Every team arrived with a robot in tow, each built with the exact same components, but designed, engineered and programmed differently. The goal: to gobble up and sort blue and orange plastic balls representing clean water and contaminated water.
For three days, teenagers — rich and poor, male and female — competed on a level playing field.
But there were reminders that in some parts of the world, there is no such thing as a level playing field. And no team understood that better than Team Hope, made up of Syrian refugees who had fled to Lebanon.
As Fadil Harabi, the team's mentor, pointed out, "more than 90 percent of Syrian refugees in Lebanon don't have legal status. They don't have passports."
Getting passports for the team, Harabi said, turned out to be a lot more complicated than building a robot.
Team Hope's robot didn't do very well, but every time the Syrian teens competed, they attracted a crowd that would clap and chant, "Team Hope, Team Hope!"
For Colleen Johnson, 18, a member of the all-girl U.S. team, that was what this event was all about.
"Everybody here is working together, loaning each other batteries, tools, helping each other fix programming issues to lift each other up," she said.
Still, the technology gap between poor and rich nations was evident. For team Honduras though, that gap is due to the lack of opportunity, not just the lack of resources.
"Honduras is a country where there aren't many opportunities," explained the team's leader, 17-year-old Daniel Marquez.
Marquez and his teammates all come from a tiny village that is a seven-hour drive — and a world away — from Tegucigalpa, the Honduran capital. Not a single member of the team had ever handled a remote control, let alone built a robot.
"But the world today demands that we understand technology," said Melissa Lemus, one of two girls on the Honduran team.
As the competition entered its third and final day, I checked in on Afghanistan's all-girl team. It seemed the competitors had grown weary of the media frenzy around them.
Speaking through an interpreter, 15-year-old Lida Azizi said she was disappointed that her teammates' skills, and the robot they built, had gotten a lot less attention than the team's visa problems, which nearly kept them out of the competition.
The Afghan team's consolation prize: a medal for "courageous achievement" and knowing that they placed much higher than countries like Canada, the United Kingdom and the U.S.
Top honors went to Teams Europe, Poland and Armenia.

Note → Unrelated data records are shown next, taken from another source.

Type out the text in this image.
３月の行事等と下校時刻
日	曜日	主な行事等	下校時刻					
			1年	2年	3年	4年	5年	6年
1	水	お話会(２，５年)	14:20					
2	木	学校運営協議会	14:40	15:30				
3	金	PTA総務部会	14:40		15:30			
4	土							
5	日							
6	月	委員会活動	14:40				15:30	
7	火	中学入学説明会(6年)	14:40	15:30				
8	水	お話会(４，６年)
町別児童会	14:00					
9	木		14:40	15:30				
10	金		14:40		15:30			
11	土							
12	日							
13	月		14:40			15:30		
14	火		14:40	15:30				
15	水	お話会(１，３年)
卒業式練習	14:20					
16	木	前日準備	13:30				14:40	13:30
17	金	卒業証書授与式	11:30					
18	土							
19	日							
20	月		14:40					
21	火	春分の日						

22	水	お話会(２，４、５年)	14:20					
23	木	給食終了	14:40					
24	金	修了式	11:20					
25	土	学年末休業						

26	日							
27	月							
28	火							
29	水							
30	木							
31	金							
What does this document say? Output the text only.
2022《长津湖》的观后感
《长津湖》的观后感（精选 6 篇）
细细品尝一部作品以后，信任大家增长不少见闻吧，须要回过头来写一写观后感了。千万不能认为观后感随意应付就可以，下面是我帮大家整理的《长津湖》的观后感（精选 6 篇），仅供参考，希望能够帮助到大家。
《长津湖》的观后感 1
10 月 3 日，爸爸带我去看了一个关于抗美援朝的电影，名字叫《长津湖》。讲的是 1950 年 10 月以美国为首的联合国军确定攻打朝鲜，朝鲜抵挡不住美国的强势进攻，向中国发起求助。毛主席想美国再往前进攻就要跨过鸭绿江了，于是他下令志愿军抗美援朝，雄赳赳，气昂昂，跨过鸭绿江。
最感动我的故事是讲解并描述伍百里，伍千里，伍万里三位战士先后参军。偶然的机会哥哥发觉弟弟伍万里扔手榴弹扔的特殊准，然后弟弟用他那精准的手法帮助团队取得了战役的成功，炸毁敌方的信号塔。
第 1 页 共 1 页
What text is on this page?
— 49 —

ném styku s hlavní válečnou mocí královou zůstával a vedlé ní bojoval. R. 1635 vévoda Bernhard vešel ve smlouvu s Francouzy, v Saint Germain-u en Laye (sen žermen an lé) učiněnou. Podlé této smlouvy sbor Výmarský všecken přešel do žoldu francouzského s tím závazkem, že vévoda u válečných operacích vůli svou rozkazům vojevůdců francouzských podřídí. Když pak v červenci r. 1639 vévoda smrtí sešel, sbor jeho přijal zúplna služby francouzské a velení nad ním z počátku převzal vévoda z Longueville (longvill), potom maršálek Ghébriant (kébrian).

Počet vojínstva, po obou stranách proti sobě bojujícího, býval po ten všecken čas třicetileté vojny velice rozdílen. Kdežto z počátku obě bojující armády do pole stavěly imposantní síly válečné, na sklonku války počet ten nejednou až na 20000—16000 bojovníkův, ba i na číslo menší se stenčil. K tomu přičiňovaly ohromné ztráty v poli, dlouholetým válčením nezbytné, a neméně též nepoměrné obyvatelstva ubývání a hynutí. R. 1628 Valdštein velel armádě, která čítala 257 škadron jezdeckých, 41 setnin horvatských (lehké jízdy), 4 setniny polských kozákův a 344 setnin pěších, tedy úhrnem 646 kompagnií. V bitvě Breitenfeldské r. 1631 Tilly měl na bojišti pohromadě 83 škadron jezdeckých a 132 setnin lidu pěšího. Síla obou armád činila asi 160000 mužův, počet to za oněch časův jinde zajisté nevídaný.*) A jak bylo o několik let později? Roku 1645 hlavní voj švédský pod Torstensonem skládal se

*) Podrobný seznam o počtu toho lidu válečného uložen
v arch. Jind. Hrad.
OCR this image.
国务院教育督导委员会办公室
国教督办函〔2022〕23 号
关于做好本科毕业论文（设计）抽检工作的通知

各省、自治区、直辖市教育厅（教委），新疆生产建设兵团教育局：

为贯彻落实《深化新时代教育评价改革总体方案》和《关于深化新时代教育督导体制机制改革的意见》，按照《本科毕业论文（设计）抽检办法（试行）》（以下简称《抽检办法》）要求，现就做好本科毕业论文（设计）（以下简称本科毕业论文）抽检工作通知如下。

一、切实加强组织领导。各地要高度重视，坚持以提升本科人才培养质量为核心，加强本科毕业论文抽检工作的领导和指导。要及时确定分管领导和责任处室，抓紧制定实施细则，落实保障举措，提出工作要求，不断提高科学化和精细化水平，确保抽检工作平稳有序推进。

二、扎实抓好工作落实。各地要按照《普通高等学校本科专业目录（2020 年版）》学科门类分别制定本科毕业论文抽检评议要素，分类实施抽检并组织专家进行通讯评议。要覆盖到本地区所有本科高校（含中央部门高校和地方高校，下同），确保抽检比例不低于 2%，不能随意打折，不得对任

The awards ceremony and closing ceremony felt like one big party, not so much a goodbye. It was a celebration with a hopeful message delivered by World Bank President Jim Yong Kim.
"You are the first generation in human history that can end extreme poverty in the world," Kim said. "And from what I saw of these robots, I know you can do it."
His message was not lost: Intelligence and talent with a moral vision have no race, nationality, religion or gender.